God speaking to St Catherine of Siena:

“It is necessary for you to have two lights derived from this primary light, and to these two I will also add a third. The first lightens you all to know the transitory nature of the things of the world, all of which pass like the wind. But this you cannot know thoroughly, unless you first recognize your own fragility, how strong is your inclination, through the law of perversity with which your members are bound, to rebel against Me, your Creator (not that by this law any man can be constrained to commit any, even the smallest sin, against his will, but that this law of perversity fights lustily against the spirit). I did not impose this law upon you, in order that My rational creature should be conquered by it, but in order that he should prove and increase the virtue of his soul, because virtue cannot be proved, except by its contrary.
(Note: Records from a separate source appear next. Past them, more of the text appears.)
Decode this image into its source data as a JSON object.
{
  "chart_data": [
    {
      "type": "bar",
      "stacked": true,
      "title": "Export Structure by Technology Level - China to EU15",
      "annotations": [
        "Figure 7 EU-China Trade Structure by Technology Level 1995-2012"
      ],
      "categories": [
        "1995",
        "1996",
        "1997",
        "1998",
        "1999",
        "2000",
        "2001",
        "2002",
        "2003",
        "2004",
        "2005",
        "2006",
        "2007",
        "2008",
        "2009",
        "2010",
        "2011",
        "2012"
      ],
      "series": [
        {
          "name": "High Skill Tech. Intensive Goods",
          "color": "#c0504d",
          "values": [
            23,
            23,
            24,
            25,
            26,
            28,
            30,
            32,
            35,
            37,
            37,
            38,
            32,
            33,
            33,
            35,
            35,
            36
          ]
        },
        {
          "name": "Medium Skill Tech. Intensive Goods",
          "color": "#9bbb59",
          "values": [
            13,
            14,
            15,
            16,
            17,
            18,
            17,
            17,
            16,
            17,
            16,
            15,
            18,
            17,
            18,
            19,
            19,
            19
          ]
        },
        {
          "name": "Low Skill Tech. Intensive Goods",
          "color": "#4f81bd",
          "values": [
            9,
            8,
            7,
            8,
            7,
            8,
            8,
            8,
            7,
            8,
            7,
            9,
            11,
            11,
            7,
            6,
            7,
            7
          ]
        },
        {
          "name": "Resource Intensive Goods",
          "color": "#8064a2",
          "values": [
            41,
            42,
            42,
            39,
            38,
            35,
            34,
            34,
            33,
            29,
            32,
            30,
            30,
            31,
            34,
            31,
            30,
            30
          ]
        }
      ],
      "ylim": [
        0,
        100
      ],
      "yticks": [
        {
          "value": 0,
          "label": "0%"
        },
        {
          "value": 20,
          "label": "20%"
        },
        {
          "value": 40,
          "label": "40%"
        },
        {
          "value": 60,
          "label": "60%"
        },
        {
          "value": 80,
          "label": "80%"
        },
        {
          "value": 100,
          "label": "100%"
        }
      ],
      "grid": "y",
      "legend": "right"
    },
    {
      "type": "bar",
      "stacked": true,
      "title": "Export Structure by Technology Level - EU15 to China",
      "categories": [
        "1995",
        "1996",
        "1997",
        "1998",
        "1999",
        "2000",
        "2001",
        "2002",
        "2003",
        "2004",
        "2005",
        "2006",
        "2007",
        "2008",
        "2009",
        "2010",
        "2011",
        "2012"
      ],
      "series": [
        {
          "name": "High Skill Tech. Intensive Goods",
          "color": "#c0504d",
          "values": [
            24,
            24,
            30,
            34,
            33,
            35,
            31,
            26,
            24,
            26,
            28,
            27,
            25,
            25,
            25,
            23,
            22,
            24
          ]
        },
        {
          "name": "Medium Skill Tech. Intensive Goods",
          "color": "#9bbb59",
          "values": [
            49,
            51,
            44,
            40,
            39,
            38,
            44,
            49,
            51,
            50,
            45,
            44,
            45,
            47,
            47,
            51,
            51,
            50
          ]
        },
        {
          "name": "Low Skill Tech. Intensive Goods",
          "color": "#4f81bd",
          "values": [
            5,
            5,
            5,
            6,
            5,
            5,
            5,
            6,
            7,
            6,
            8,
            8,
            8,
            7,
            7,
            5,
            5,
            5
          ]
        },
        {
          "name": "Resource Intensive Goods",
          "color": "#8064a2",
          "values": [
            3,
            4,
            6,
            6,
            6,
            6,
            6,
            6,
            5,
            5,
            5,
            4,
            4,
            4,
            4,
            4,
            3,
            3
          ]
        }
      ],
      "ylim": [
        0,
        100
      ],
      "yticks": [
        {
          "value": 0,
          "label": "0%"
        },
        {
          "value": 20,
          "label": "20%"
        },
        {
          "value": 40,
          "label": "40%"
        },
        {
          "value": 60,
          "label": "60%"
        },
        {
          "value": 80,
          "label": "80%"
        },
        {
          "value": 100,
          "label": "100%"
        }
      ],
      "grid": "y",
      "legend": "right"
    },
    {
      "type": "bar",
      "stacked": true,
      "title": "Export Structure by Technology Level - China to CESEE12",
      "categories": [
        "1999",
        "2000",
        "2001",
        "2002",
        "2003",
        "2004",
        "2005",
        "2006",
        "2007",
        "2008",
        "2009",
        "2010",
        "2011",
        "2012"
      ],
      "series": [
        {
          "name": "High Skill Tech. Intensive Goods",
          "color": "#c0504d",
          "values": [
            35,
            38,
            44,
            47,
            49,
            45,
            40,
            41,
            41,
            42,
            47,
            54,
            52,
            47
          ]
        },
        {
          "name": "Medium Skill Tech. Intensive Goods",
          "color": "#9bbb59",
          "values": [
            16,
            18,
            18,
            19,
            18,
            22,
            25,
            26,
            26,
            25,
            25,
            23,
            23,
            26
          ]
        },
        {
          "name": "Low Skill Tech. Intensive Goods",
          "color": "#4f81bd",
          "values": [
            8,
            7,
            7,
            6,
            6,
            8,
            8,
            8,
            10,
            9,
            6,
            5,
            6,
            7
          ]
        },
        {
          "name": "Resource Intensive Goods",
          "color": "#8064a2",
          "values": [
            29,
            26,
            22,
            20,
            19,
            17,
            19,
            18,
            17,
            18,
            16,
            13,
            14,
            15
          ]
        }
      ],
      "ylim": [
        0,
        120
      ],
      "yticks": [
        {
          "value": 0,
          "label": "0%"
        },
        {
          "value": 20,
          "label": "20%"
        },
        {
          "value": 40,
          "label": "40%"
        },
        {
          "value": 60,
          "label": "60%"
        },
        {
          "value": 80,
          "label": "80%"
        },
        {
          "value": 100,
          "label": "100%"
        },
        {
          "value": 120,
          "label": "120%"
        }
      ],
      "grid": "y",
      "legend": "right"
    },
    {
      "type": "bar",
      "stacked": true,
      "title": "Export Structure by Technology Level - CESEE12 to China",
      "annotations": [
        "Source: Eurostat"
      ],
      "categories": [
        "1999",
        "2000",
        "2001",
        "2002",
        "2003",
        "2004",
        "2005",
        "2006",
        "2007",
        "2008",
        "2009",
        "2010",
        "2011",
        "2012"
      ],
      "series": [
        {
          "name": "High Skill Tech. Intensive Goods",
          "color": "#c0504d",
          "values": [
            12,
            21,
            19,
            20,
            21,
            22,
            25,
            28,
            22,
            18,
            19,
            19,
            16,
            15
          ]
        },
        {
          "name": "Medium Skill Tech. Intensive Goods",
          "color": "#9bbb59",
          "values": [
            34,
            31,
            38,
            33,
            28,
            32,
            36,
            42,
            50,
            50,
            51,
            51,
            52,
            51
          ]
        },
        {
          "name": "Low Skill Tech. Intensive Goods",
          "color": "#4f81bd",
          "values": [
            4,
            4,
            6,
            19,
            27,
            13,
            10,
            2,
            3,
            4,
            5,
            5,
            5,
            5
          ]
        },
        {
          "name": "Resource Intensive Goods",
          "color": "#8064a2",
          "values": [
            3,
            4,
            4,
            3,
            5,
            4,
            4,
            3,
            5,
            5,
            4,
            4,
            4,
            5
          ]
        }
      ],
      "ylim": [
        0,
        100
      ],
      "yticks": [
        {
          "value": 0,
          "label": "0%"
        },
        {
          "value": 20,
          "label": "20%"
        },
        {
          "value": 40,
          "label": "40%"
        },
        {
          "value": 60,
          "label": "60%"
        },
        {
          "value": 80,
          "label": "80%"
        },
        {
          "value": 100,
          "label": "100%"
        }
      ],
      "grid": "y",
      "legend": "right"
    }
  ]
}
Sensuality is contrary to the spirit, and yet, by means of sensuality, the soul is able to prove the love which she has for Me, her Creator. How does she prove it? When, with anger and displeasure, she rises against herself. This law has also been imposed in order to preserve the soul in true humility. Wherefore thou seest that, while I created the soul to Mine own image and likeness, placing her in such dignity and beauty, I caused her to be accompanied by the vilest of all things, imposing on her the law of perversity, imprisoning her in a body, formed of the vilest substance of the earth, so that, seeing in what her true beauty consisted, she should not raise her head in pride against Me.